Managed to avoid exploding lamb, yes. Thanks for that consolation FP ;-)
Ginger beer sounds great, I'll look it up- sure Nilp. jr would love it.. although I remember my father trying it once and hearing the corks hitting the underside of the floor in the kitchen- the bottles were stored underneath..

Mnemonic said...

I used to make ginger beer when I lived in Libya - very dry, Libya.
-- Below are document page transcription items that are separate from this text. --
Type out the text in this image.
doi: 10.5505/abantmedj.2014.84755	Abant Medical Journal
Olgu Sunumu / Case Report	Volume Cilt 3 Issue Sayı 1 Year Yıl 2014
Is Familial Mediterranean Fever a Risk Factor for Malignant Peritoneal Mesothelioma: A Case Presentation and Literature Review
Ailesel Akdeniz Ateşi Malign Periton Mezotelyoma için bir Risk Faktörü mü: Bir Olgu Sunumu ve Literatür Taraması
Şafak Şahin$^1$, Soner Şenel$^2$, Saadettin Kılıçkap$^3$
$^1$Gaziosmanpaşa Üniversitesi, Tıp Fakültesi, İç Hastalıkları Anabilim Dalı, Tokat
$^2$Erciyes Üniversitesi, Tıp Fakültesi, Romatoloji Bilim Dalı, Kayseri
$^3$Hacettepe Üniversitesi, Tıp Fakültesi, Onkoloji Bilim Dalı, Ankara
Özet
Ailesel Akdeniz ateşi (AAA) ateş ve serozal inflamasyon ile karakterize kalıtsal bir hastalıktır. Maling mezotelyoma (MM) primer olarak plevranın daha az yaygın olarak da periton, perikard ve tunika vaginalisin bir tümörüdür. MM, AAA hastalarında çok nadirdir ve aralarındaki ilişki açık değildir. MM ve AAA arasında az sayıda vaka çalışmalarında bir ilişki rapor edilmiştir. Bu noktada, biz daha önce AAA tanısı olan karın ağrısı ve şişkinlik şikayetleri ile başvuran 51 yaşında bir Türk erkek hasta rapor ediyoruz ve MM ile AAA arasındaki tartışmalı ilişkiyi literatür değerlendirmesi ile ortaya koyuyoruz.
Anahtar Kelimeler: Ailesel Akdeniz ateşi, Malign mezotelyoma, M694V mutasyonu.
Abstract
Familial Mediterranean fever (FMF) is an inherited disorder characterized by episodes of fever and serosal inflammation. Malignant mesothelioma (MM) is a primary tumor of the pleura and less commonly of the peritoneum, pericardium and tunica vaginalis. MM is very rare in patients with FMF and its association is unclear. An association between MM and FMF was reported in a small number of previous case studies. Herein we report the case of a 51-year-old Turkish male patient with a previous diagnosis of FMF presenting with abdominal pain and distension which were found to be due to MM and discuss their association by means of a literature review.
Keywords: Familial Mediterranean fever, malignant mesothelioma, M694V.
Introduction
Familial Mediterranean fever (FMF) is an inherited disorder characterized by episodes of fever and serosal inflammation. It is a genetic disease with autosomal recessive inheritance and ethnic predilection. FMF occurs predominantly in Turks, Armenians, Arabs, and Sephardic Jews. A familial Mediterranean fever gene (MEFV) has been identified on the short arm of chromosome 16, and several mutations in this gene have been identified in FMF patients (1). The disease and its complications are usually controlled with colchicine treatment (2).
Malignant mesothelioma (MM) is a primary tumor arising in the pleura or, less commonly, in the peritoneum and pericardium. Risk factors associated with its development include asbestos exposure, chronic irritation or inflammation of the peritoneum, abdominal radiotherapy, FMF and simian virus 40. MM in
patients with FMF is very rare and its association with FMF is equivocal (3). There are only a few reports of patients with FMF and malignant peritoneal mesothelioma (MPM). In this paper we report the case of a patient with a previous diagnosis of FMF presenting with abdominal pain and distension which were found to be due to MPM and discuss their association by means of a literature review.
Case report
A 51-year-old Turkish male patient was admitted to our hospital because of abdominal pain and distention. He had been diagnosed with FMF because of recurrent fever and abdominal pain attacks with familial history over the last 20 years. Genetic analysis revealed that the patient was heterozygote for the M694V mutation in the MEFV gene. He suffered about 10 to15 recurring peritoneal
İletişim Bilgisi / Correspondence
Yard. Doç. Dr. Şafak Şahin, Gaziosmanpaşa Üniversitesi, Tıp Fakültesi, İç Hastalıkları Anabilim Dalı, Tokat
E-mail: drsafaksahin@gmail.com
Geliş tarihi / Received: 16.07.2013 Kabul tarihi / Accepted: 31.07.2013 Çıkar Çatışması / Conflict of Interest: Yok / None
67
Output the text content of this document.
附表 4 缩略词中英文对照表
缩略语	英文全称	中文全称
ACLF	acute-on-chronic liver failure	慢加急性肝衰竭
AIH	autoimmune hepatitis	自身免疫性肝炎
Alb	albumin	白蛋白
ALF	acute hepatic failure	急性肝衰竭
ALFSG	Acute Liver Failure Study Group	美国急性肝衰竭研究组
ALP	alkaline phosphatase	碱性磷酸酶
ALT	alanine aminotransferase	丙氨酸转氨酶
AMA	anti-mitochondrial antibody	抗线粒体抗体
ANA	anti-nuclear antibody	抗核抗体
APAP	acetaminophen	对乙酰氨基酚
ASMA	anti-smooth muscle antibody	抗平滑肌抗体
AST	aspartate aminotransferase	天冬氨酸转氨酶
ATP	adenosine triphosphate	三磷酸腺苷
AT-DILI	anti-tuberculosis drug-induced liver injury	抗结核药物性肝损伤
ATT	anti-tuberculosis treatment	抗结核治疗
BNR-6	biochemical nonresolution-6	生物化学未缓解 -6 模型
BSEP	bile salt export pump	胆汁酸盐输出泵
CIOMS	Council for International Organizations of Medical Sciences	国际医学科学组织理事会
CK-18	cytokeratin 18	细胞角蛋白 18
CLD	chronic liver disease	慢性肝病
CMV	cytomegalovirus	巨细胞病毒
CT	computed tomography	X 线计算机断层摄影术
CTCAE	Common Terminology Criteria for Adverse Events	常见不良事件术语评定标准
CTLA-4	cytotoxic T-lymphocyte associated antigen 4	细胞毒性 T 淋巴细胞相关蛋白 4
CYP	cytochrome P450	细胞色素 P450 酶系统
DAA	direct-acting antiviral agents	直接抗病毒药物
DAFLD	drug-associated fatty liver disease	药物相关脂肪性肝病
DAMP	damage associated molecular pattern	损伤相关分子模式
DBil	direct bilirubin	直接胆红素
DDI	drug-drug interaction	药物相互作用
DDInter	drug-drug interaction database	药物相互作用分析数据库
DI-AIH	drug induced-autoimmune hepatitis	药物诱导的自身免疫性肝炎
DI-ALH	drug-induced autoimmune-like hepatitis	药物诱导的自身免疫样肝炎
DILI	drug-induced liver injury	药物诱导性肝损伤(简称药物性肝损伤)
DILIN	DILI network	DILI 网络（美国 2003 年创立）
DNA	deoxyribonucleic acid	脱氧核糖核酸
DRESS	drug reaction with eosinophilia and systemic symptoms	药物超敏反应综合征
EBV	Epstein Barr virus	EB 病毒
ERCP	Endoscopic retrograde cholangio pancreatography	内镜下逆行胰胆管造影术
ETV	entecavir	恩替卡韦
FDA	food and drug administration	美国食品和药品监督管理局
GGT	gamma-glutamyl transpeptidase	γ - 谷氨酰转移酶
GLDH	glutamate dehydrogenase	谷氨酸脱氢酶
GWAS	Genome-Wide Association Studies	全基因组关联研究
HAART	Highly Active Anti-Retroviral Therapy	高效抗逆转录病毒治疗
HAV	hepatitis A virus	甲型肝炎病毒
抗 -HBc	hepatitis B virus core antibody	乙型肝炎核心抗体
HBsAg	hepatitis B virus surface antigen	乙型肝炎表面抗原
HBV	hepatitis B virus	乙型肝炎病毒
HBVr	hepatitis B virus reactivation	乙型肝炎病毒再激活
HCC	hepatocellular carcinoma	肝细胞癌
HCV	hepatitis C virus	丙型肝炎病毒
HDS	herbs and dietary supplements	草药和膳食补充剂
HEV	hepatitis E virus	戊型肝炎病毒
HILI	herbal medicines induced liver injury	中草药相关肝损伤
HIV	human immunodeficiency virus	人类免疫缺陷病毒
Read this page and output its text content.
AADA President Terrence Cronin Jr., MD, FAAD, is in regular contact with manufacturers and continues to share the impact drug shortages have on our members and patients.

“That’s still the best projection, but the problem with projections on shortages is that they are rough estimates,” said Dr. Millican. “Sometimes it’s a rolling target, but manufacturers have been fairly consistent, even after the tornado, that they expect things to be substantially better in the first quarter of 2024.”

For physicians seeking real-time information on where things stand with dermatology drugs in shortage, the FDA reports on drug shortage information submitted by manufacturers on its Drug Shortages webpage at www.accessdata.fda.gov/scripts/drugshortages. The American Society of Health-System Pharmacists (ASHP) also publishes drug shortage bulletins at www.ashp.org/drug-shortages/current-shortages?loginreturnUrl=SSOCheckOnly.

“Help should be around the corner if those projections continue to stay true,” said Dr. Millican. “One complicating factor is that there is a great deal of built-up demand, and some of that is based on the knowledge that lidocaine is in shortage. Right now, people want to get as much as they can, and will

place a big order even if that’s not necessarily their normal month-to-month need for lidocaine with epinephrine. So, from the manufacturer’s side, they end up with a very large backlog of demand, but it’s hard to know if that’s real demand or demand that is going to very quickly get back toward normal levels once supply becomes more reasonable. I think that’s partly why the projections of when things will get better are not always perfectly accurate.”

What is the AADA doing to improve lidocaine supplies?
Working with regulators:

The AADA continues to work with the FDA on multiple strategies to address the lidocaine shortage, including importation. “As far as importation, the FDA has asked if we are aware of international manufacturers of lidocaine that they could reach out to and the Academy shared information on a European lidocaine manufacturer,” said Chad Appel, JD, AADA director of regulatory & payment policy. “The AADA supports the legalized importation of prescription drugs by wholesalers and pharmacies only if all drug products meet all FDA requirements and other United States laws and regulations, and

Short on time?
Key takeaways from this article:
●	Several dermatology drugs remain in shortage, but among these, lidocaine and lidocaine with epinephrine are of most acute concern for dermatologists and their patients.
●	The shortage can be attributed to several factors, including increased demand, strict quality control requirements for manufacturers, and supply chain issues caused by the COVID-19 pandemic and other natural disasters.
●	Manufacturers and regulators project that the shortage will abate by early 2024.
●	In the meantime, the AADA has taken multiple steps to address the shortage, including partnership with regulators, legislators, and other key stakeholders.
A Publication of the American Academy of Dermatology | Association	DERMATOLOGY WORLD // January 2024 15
If you use polythene water containers, they don't explode, just expand slightly. On no account use coloured ones; apparently the colour can leach into the ginger beer. It was the old method of starting with yeast, sugar and ginger, adding a little water until it starts to ferment and then adding lots of water and leaving it to ferment a few days longer. I'll have to look up the recipe again. Unlike shop-bought ginger beer, this is distinctly alcoholic.

steenbeck said...

The one in our cookbook is decidedly not alcoholic and won't explode. You make a kind of concentrate you keep in the fridge and add sparkling (or still) water to. It's not bad, but I might have overdone it on the cloves and cinnamon.

ejaydee said...

Pas de jaloux, it's been mostly cloudy here, wiith a bit of rain at the end of the day. Great list, I've been listening to WHere Do You Go To for a few months but I never paid attention to the lyrics, so taken was I by the climactic cello. Am I the only one who only first heard this song thanks to Hotel Chevalier/Darjeeling Limited?

FP said...

Cheers Frenchy. Where do You Go To is very very famous in England. It just sounds very French to us and the lyrics are wonderful. What's Darjeeling Limited like? I love Jason thingy and am intrigued at the idea of Adrian Brody doing comedy. He's such an ac-tor.

FP said...

And I am going to have to get some ginger beer in this week. A new English shop has opened down town and I get also get Stones Green Ginger Wine. I make ginger kir with it. Brilliant.
I've added a bonus track to my list which is the unexpected combination of rap and....celtic music with Brenton binious and swirling kilts. We heard it on the telly last night and were reminded that we both love it. thought I'd share it. The group is Manau and the song is 'Le Tribu de Dana. Give it a whirl. The wine was good - enough to get two or three bottles in to keep anyway. You just have to be careful that it doesn't peak then go downhill.

ejaydee said...

What I first liked about the song, is how he ticks all the boxes of all the cliches of a sweet life in Paris and France in general (the apartment, the records, etc.) at the time. Until I figured out what it is really about.
About Darjeeling Limited, you get what you usually do with Wes ANderson films. Quirky relationships between the endearing characters. Awkward adults acting a bit like children; beautiful sets, cool costumes and slow motion shots. Great soundtrack and good dialogue. BUT, in all his films, I feel like there's something missing, a certain depth maybe, I don't know. I like his films, but they always leave me unsatisfied. Bref, if you liked the others, you'll also like this one. I think they're worth the one watch.

goneforeign said...

So much going on here this week that I didn't listen to your list 'til yesterday, loved it, well most of it. Many new groups to me but I loved hearing the Kinks again and also the Who, who I think were one of THE most creative groups of that era, loved 'em. Thank you.

FP said...

Glad you enjoyed it GF. My bloke and, I think, most French people call Roger Daltry's group 'The Wooo' which I think is very sweet and makes me smile. We very much like The Wooo in this household.